When William Draper—a Massachusetts native, born in 1912—joined the U.S. Navy Reserve in 1942, he had already studied at Harvard University and the National Academy of Design in New York. He was put to work as one of the five official U.S. Navy combat artists who served and sketched during World War II. Twenty-five of Draper’s illustrations—including views from the invasion of Bougainville and the landings at Saipan and Guam in the Pacific theatre—were published in National Geographic in 1944. His work also appeared in exhibitions of military combat artists’ work at the Metropolitan Museum of Art in New York, the Corcoran Gallery in Washington, D.C., and other institutions. “Draper has endeavored to show not only the various backgrounds and changing conditions under which our men have struggled for ultimate victory,” noted one curator, “but also the struggle itself in all its stark reality.” The navy afforded him other artistic opportunities as well. Draper painted three murals at the U.S. Naval Academy in Annapolis, Maryland, and the official portraits for Admiral Chester Nimitz and Admiral William Halsey.
Brummett Echohawk’s life started in a very different part of the nation. He was from the Pawnee tribe in Oklahoma, and he had barely left home when he enlisted in the U.S. Army in 1940 at the age of 18. His division deployed to North Africa in 1943, to take part in the invasion of Sicily. During this mission, Echohawk recounted finding drawing supplies in a captured building occupied by German soldiers, saying “on the floor there was drawing paper and pencils,” which he picked up, and “ever since then I drew pictures of the British, of the German soldiers . . . using a mess kit for my easel. . . . I made accounts of what we did.” Throughout Echohawk’s deployment, he fought along the Mediterranean, in Italy and North Africa. By the end of the war, he earned a Purple Heart, and a Bronze Star. Decades later, he was posthumously awarded a Congressional Gold Medal.
Once he left the military, Echohawk enrolled in the Art Institute of Chicago. He also began working as an illustrator and eventually as a staff artist for the Chicago Sun-Times, the Chicago Daily Times, and the Chicago Daily American. By the 1950s Echohawk was exhibiting paintings of the American West, but he rejected the idea of being an artist who used traditional Native American style and content. “I’m not an Indian artist,” he told a 1977 interviewer. “I’m a realist painter who is an Indian.” That is not to say that he shied away from Native American subjects. His Little Chief comic strip appeared in newspapers throughout the Southwest in the 1950s and ʼ60s. A 2008 exhibition was called “quietly revolutionary” for its “conviction to show Native American characters in a positive light, entirely outside the demeaning and diminishing depictions common to American popular culture.”

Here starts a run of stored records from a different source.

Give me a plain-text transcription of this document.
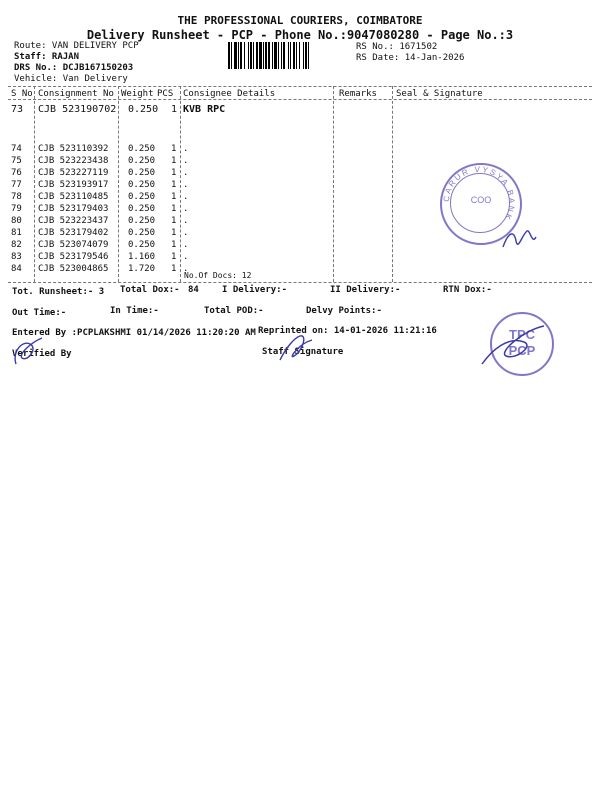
THE PROFESSIONAL COURIERS, COIMBATORE
Delivery Runsheet - PCP - Phone No.:9047080280 - Page No.:3
Route: VAN DELIVERY PCP
Staff: RAJAN
DRS No.: DCJB167150203
Vehicle: Van Delivery
RS No.: 1671502
RS Date: 14-Jan-2026
S No Consignment No Weight PCS Consignee Details	Remarks Seal & Signature
73 CJB 523190702 0.250 1 KVB RPC
74 CJB 523110392 0.250 1 .
75 CJB 523223438 0.250 1 .
76 CJB 523227119 0.250 1 .
77 CJB 523193917 0.250 1 .
78 CJB 523110485 0.250 1 .
79 CJB 523179403 0.250 1 .
80 CJB 523223437 0.250 1 .
81 CJB 523179402 0.250 1 .
82 CJB 523074079 0.250 1 .
83 CJB 523179546 1.160 1 .
84 CJB 523004865 1.720 1 .
No.Of Docs: 12
Tot. Runsheet:- 3 Total Dox:- 84	I Delivery:-	II Delivery:-	RTN Dox:-
Out Time:-	In Time:-	Total POD:-	Delvy Points:-
Entered By :PCPLAKSHMI 01/14/2026 11:20:20 AM Reprinted on: 14-01-2026 11:21:16
Verified By	Staff Signature
CARUR VYSYA BANK
COO
TPC
PCP
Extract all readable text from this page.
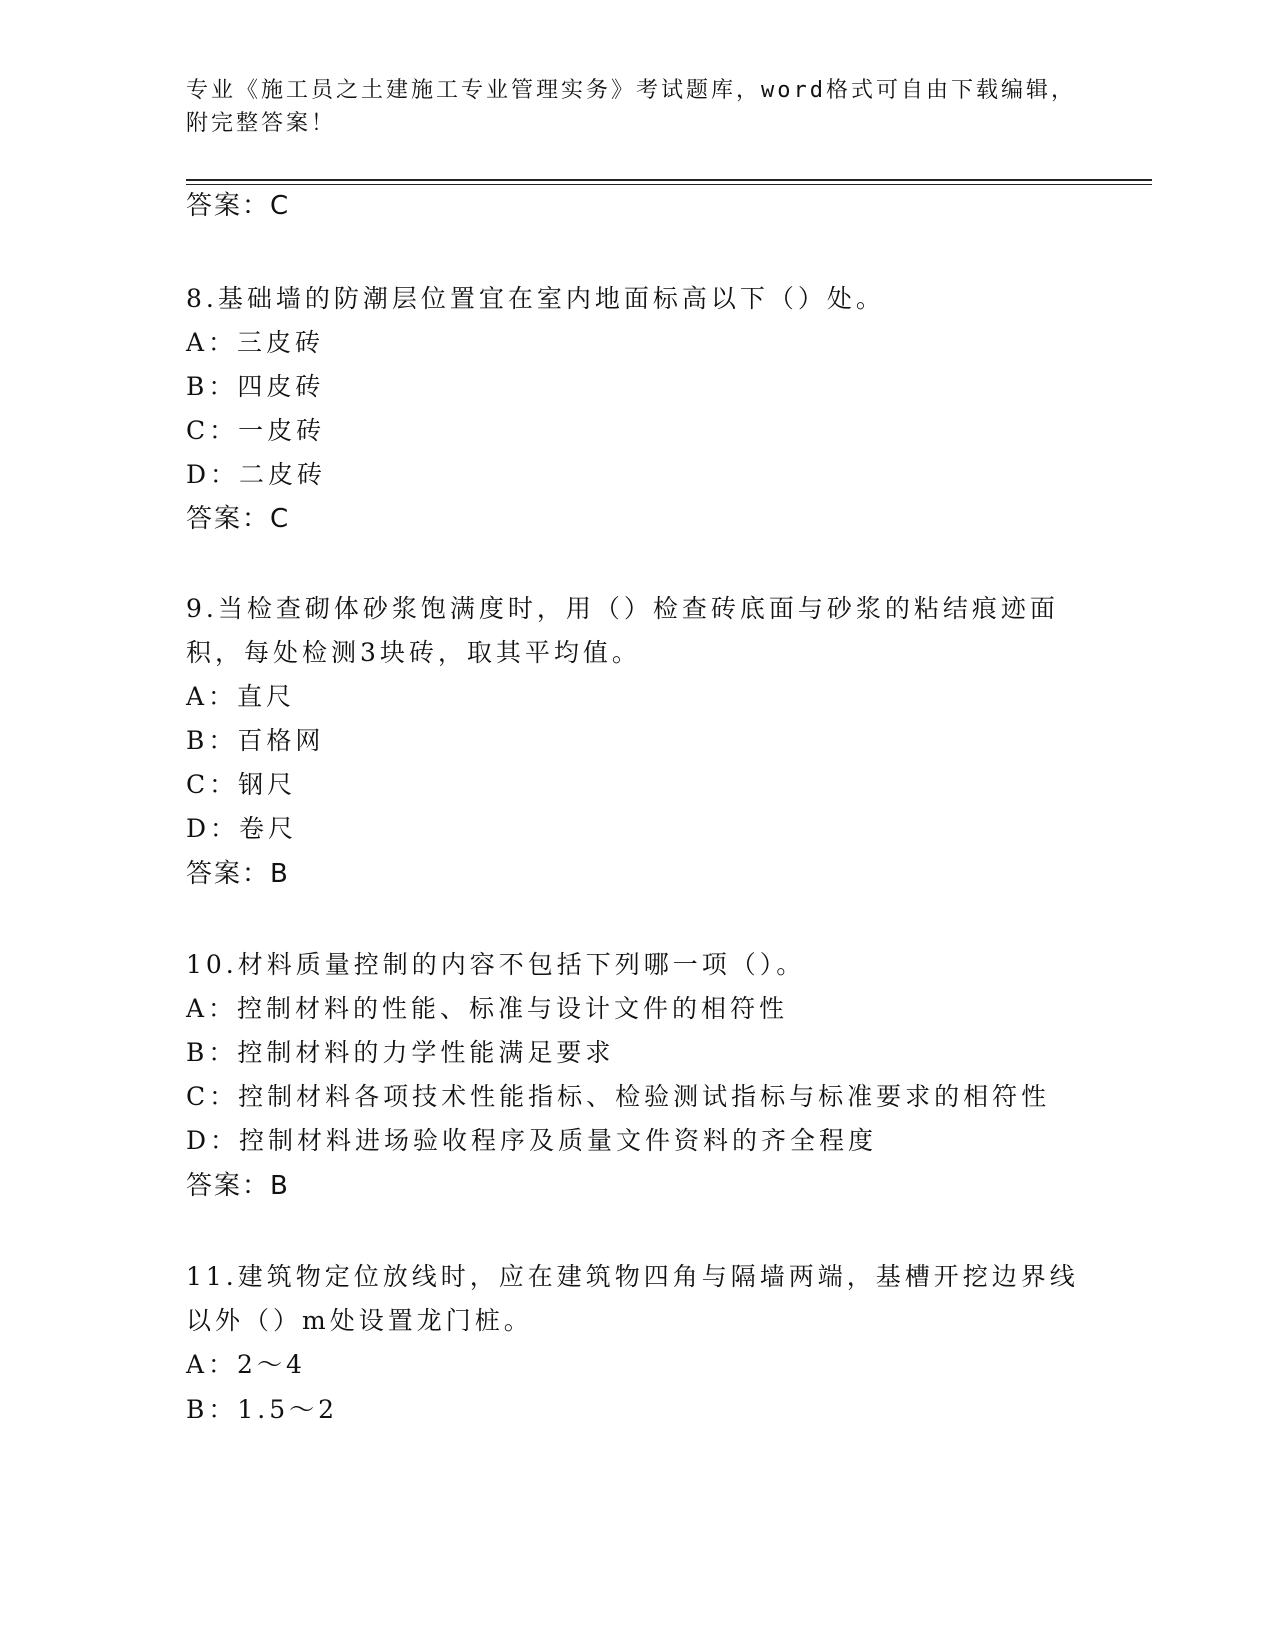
专业《施工员之土建施工专业管理实务》考试题库，word格式可自由下载编辑，
附完整答案！
答案：C
8.基础墙的防潮层位置宜在室内地面标高以下（）处。
A：三皮砖
B：四皮砖
C：一皮砖
D：二皮砖
答案：C
9.当检查砌体砂浆饱满度时，用（）检查砖底面与砂浆的粘结痕迹面
积，每处检测3块砖，取其平均值。
A：直尺
B：百格网
C：钢尺
D：卷尺
答案：B
10.材料质量控制的内容不包括下列哪一项（）。
A：控制材料的性能、标准与设计文件的相符性
B：控制材料的力学性能满足要求
C：控制材料各项技术性能指标、检验测试指标与标准要求的相符性
D：控制材料进场验收程序及质量文件资料的齐全程度
答案：B
11.建筑物定位放线时，应在建筑物四角与隔墙两端，基槽开挖边界线
以外（）m处设置龙门桩。
A：2～4
B：1.5～2
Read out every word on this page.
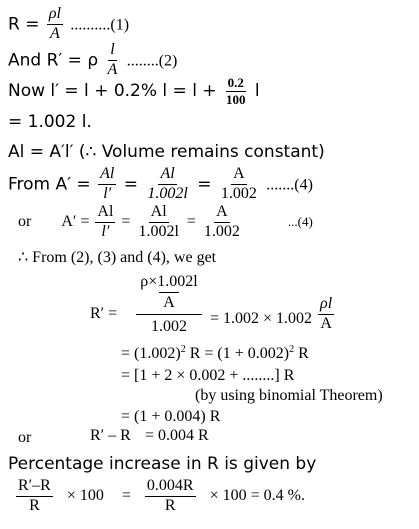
$R = \frac{\rho l}{A} ..........(1)$
And R′ = ρ $\frac{l}{A} ........(2)$
Now l′ = l + 0.2% $l = l + \frac{0.2}{100}$ l
= 1.002 l.
Al = A′l′ (∴ Volume remains constant)
From $A' = \frac{Al}{l'} = \frac{Al}{1.002l} = \frac{A}{1.002} .......(4)$
or $A' = \frac{Al}{l'} = \frac{Al}{1.002l} = \frac{A}{1.002}$	...(4)
∴ From (2), (3) and (4), we get
R′ =
ρ×1.002l
A
$1.002 = 1.002 \times 1.002 \frac{\rho l}{A}$
= $(1.002)^2$ $R = (1 + 0.002)^2$ R
= [1 + 2 × 0.002 + ........] R
(by using binomial Theorem)
= (1 + 0.004) R
or	R′ – R = 0.004 R
Percentage increase in R is given by
$\frac{R'-R}{R} \times 100 = \frac{0.004R}{R} \times 100 = 0.4$ %.
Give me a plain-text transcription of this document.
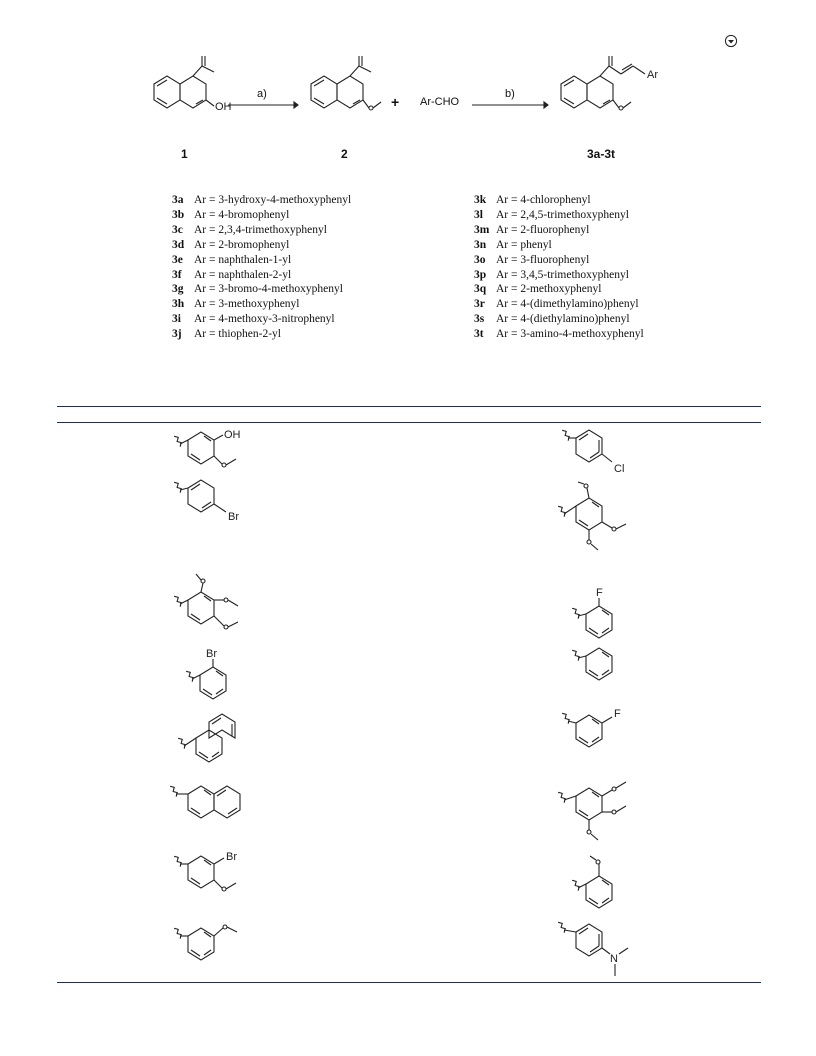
OH
1
a)
2
+ Ar-CHO
b)
Ar
3a-3t
3a Ar = 3-hydroxy-4-methoxyphenyl
3b Ar = 4-bromophenyl
3c Ar = 2,3,4-trimethoxyphenyl
3d Ar = 2-bromophenyl
3e Ar = naphthalen-1-yl
3f Ar = naphthalen-2-yl
3g Ar = 3-bromo-4-methoxyphenyl
3h Ar = 3-methoxyphenyl
3i Ar = 4-methoxy-3-nitrophenyl
3j Ar = thiophen-2-yl
3k Ar = 4-chlorophenyl
3l Ar = 2,4,5-trimethoxyphenyl
3m Ar = 2-fluorophenyl
3n Ar = phenyl
3o Ar = 3-fluorophenyl
3p Ar = 3,4,5-trimethoxyphenyl
3q Ar = 2-methoxyphenyl
3r Ar = 4-(dimethylamino)phenyl
3s Ar = 4-(diethylamino)phenyl
3t Ar = 3-amino-4-methoxyphenyl
OH
Br
Br
Br
Cl
F
F
N
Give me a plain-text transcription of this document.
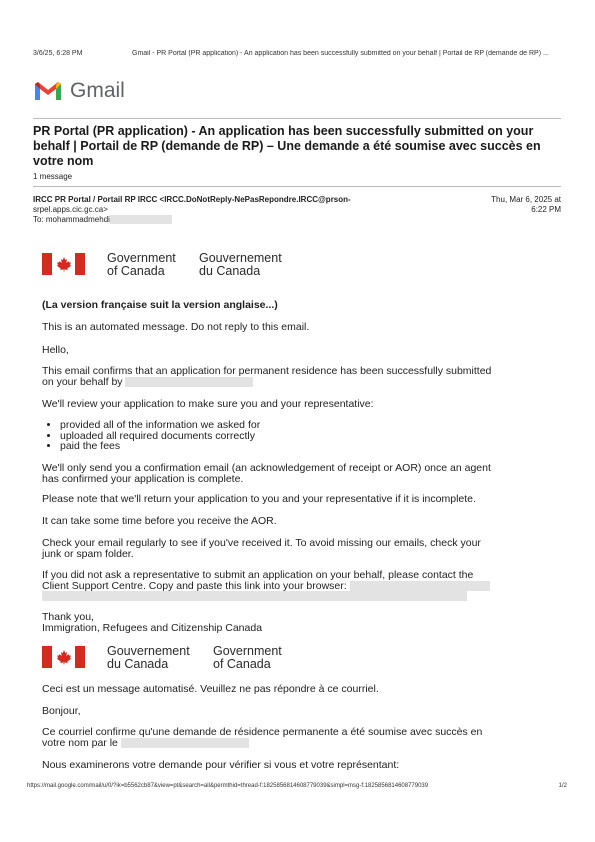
3/6/25, 6:28 PM	Gmail - PR Portal (PR application) - An application has been successfully submitted on your behalf | Portail de RP (demande de RP) ...
Gmail
PR Portal (PR application) - An application has been successfully submitted on your behalf | Portail de RP (demande de RP) – Une demande a été soumise avec succès en votre nom
1 message
IRCC PR Portal / Portail RP IRCC <IRCC.DoNotReply-NePasRepondre.IRCC@prson-
srpel.apps.cic.gc.ca>
Thu, Mar 6, 2025 at
6:22 PM
To: mohammadmehdi
Government
of Canada
Gouvernement
du Canada
(La version française suit la version anglaise...)
This is an automated message. Do not reply to this email.
Hello,
This email confirms that an application for permanent residence has been successfully submitted
on your behalf by
We'll review your application to make sure you and your representative:
• provided all of the information we asked for
• uploaded all required documents correctly
• paid the fees
We'll only send you a confirmation email (an acknowledgement of receipt or AOR) once an agent
has confirmed your application is complete.
Please note that we'll return your application to you and your representative if it is incomplete.
It can take some time before you receive the AOR.
Check your email regularly to see if you've received it. To avoid missing our emails, check your
junk or spam folder.
If you did not ask a representative to submit an application on your behalf, please contact the
Client Support Centre. Copy and paste this link into your browser:
Thank you,
Immigration, Refugees and Citizenship Canada
Gouvernement
du Canada
Government
of Canada
Ceci est un message automatisé. Veuillez ne pas répondre à ce courriel.
Bonjour,
Ce courriel confirme qu'une demande de résidence permanente a été soumise avec succès en
votre nom par le
Nous examinerons votre demande pour vérifier si vous et votre représentant:
https://mail.google.com/mail/u/0/?ik=b5562cb87&view=pt&search=all&permthid=thread-f:1825856814608779039&simpl=msg-f:1825856814608779039	1/2
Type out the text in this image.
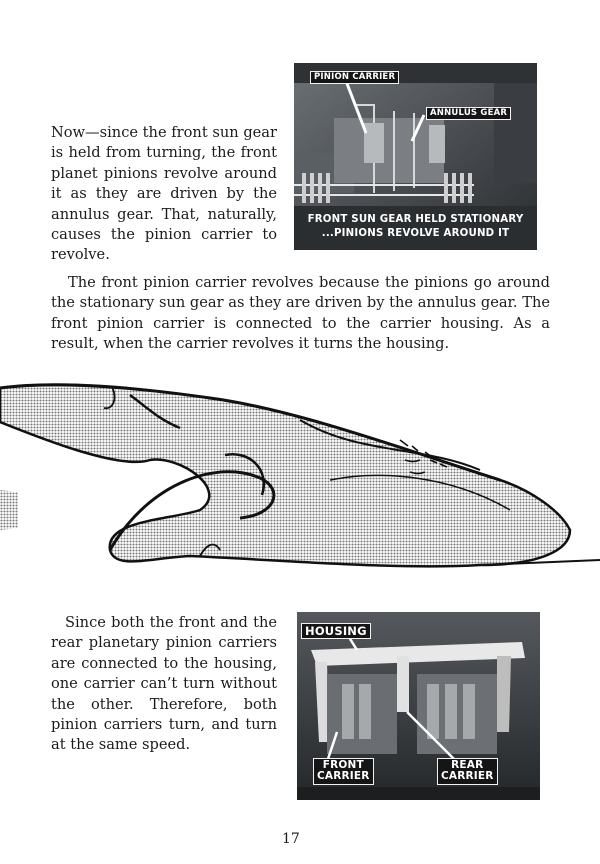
Now—since the front sun gear is held from turning, the front planet pinions revolve around it as they are driven by the annulus gear. That, naturally, causes the pinion carrier to revolve.

PINION CARRIER
ANNULUS GEAR
FRONT SUN GEAR HELD STATIONARY
...PINIONS REVOLVE AROUND IT

The front pinion carrier revolves because the pinions go around the stationary sun gear as they are driven by the annulus gear. The front pinion carrier is connected to the carrier housing. As a result, when the carrier revolves it turns the housing.

Since both the front and the rear planetary pinion carriers are connected to the housing, one carrier can’t turn without the other. Therefore, both pinion carriers turn, and turn at the same speed.

HOUSING
FRONT
CARRIER
REAR
CARRIER
17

For both veterans, work on the front lines of World War II gave an unlikely boost to their artistic aspirations.
Sources: Tulsa Daily World, 18 March 1977; Jean Franklin, “William F. Draper, Dean of the Profession,” Image, Fall/Winter 1997, The Washington Society of Portrait Artists, 6-8; Kristin M. Youngbull, Brummett Echohawk Pawnee Thunderbird and Artist (University of Oklahoma Press: Norman, 2015); Robert C. Vose, Loan Exhibition of Combat Paintings by Lt. Comdr. William F. Draper, USNR, March, 1944.